この遠征で三度、アメリカに挑んだ日本。「ようやく自分たちがやりたいことが、少しやれたかなと思える試合でした」。及川晋平ヘッドコーチがそう語る通り、第3戦は随所に日本の良さが出ていた。
試合開始早々、最初のアメリカの攻撃に対し、日本は連携の取れた守備で、いきなり24秒バイオレーションを取ってみせた。これには、アメリカも面食らったに違いない。これまでの2試合を分析したうえでの好守備に、日本の修正能力の高さがうかがえるシーンだった。
その後、高確率にミドルシュートを決めるアメリカがリードを奪ったものの、これまでの2試合のように、日本が引き離されることはなかった。第2クォーターでは香西宏昭が次々とミドルシュートを決める活躍を見せ、19-28と1ケタ差で試合を折り返した。

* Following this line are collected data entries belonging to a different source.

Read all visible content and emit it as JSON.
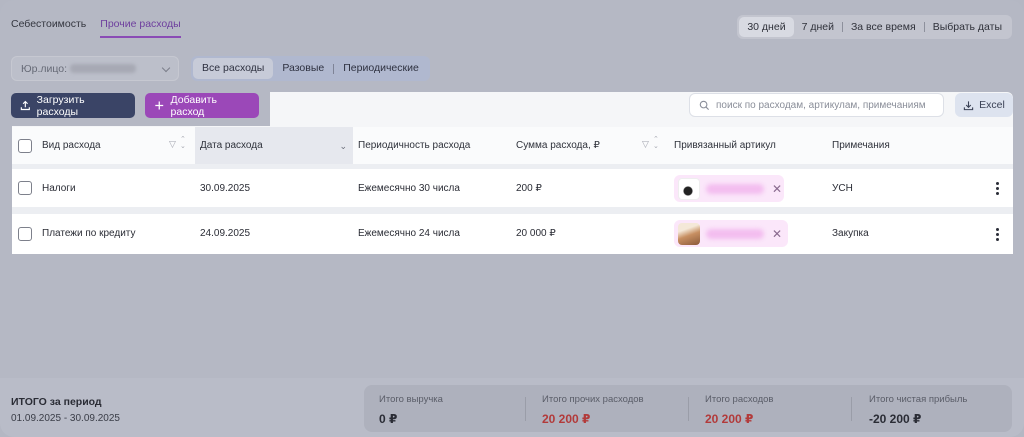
{
  "tabs": [
    {
      "label": "Себестоимость"
    },
    {
      "label": "Прочие расходы"
    }
  ],
  "period": {
    "options": [
      "30 дней",
      "7 дней",
      "За все время",
      "Выбрать даты"
    ]
  },
  "filters": {
    "legal_label": "Юр.лицо:",
    "types": [
      "Все расходы",
      "Разовые",
      "Периодические"
    ]
  },
  "toolbar": {
    "upload_label": "Загрузить расходы",
    "add_label": "Добавить расход",
    "search_placeholder": "поиск по расходам, артикулам, примечаниям",
    "excel_label": "Excel"
  },
  "table": {
    "headers": {
      "type": "Вид расхода",
      "date": "Дата расхода",
      "periodicity": "Периодичность расхода",
      "amount": "Сумма расхода, ₽",
      "article": "Привязанный артикул",
      "notes": "Примечания"
    },
    "rows": [
      {
        "type": "Налоги",
        "date": "30.09.2025",
        "periodicity": "Ежемесячно 30 числа",
        "amount": "200 ₽",
        "notes": "УСН"
      },
      {
        "type": "Платежи по кредиту",
        "date": "24.09.2025",
        "periodicity": "Ежемесячно 24 числа",
        "amount": "20 000 ₽",
        "notes": "Закупка"
      }
    ]
  },
  "footer": {
    "title": "ИТОГО за период",
    "range": "01.09.2025 - 30.09.2025",
    "totals": [
      {
        "label": "Итого выручка",
        "value": "0 ₽"
      },
      {
        "label": "Итого прочих расходов",
        "value": "20 200 ₽"
      },
      {
        "label": "Итого расходов",
        "value": "20 200 ₽"
      },
      {
        "label": "Итого чистая прибыль",
        "value": "-20 200 ₽"
      }
    ]
  },
  "colors": {
    "accent": "#9b48b8",
    "primary_button": "#3a4466",
    "negative": "#b23a3a"
  }
}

第3クォーターも、鳥海連志の好アシストで藤本怜央が得点を挙げたり、岩井孝義からのスローインのボールを土子大輔がダイレクトでシュートを決めたりと、息の合ったプレーが多く見られた。
第2クォーターはアメリカの14得点に対し、日本は12得点。そして第3クォーターもアメリカの12得点に対し、日本は10得点と、試合の中盤は攻防にわたってアメリカと互角にわたった。
第4クォーターに入っても、日本の守備はしっかりと機能していた。しかし、日本のシュートの確率も下がり、得点できずにいた。この悪い流れを断ち切ったのが、若手の一人、古澤拓也だった。残り3分、古澤はこの日2本目となる3Pを決めると、最後の攻撃でもペイントエリア内のタフショットを決め、一矢報いた。
古澤は、リオパラリンピックの翌2017年に行われたU23世界選手権で4強入りした日本チームのキャプテンを務め、プレーでも鳥海連志とのダブル・エースでチームをけん引した。鳥海とともにオールスター5にも選ばれた古澤は、その後はA代表としても頭角を現し、今では東京でのメダル獲得に不可欠な選手の一人だ。
今回の遠征では、「とても多くのものを得られた」と言い、浮彫となった課題とともに、自らの強さを再確認したという。
ボールハンドリングとともに武器の一つとしている3Pは、今回の遠征では6試合でチーム最多の7本を数えた。だが、本人は「本数にはもうこだわってはいない」と語る。
「今はまず、いかにいいディフェンスをするかを念頭に置いています。今回もいいディフェンスができていたからこそ、オフェンスへの余裕が生まれて3Pの確率も良かったのだと思います。その3Pも何本入れたかではなく、確率の方が大事。そして、この1本が、どうチームに貢献できるかを考えるようになりました」
古澤にとってアメリカ戦は、今回の遠征が初めてとなる。同じ持ち点3点台のマイキー・ペイやスティーブ・セリオと対戦し、彼は「もちろん怖さもあったし、今までに感じたことのない”必死さ”でプレーしていましたが、その反面、この高いレベルの選手たちとやれることが楽しかった」と語る。
帰国後、さらに過酷なトレーニングが待ち受けていることは、十分にわかっている。それでも「この遠征では全敗だったけれど、これからのことを考えると、今、すごくワクワクしています」と古澤。この言葉にこそ、日本がさらに強くなる可能性が映し出されている。